From visual perception to inferential evidentiality1 | Amsterdam University Press Journals Online
2004
Volume 27, Issue 2
  • ISSN: 1384-5845
  • E-ISSN: 2352-1171

Abstract

Abstract

Many languages use verbs of perception to express evidentiality. This paper studies the evidential use of the object-oriented perception verb ‘look’ in Dutch. The results of a Twitter corpus study show that, whereas ‘looks as if’ occasionally comes with an evidential interpretation, the construction ‘looks like’ predominantly expresses inferential evidentiality. A diachronic investigation shows how the evidential reading of this construction developed from the object-oriented use of the verb, through a stage in which the construction is used to mark a prediction.

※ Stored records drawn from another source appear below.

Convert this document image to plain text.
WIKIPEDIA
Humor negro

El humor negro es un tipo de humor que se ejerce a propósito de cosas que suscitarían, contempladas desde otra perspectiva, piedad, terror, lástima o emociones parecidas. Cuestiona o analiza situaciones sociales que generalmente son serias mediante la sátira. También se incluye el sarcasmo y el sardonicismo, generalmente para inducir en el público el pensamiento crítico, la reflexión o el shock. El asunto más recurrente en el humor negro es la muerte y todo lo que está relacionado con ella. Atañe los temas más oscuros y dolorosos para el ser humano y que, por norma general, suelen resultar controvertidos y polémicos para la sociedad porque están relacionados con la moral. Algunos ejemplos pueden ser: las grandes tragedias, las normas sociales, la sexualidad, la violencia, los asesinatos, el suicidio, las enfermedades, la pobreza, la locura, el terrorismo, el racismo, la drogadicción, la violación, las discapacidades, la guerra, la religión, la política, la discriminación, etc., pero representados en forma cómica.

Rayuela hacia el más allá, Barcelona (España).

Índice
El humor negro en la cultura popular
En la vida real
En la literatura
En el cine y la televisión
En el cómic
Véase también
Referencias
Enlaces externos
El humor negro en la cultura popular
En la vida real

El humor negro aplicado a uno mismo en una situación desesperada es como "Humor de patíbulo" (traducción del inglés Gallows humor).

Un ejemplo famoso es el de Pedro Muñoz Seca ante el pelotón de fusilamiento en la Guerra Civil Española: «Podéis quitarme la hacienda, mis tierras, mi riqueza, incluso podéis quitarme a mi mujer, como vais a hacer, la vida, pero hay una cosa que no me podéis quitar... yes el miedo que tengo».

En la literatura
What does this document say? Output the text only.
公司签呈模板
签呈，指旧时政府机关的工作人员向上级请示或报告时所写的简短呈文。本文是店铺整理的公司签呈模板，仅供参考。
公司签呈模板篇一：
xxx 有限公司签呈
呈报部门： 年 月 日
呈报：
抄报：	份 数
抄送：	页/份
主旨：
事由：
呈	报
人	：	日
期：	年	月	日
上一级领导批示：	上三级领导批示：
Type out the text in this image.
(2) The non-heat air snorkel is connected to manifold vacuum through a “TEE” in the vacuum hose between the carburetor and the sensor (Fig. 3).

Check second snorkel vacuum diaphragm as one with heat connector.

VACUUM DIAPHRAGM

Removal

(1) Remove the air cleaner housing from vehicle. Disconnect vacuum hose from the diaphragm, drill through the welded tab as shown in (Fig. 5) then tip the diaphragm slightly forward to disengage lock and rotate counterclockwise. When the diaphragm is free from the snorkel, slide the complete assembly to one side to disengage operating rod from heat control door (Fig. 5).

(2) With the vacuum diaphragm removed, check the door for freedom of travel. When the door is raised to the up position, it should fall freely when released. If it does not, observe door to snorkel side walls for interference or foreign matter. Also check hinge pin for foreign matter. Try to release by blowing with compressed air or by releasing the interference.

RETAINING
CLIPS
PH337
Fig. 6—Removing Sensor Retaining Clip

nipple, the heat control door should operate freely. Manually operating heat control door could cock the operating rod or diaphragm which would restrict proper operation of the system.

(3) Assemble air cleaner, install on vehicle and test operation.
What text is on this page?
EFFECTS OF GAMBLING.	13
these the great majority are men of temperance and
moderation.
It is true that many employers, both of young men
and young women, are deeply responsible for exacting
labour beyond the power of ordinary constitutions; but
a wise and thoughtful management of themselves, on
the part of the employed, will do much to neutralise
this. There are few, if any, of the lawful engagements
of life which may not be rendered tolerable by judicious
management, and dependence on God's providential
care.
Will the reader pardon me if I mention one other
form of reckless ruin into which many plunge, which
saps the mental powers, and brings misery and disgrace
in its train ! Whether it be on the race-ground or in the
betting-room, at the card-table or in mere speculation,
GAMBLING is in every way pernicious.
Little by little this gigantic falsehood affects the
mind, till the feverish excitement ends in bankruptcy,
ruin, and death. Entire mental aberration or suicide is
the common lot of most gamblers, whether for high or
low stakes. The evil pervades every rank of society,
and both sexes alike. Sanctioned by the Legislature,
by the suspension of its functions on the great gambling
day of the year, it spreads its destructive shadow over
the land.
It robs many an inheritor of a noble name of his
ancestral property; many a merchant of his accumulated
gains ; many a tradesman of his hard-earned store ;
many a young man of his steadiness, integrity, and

This predictive reading, which is still available in present-day Dutch, is not evidential. It does not indicate a speaker has supporting evidence for a factual claim, but rather they have evidence for something they expect to become a fact in the near future. Our diachronic study also reveals how another construction, with a subject-oriented verb ‘see (from it)’, once used to be an expression of inferential evidentiality as well. This particular construction appears to have lost the competition to its object-oriented counterpart ‘looks like’, as it is no longer attested. We argue that the construction ‘looks like’ has fully developed into an evidential construction, since its current primary function is to express evidentiality.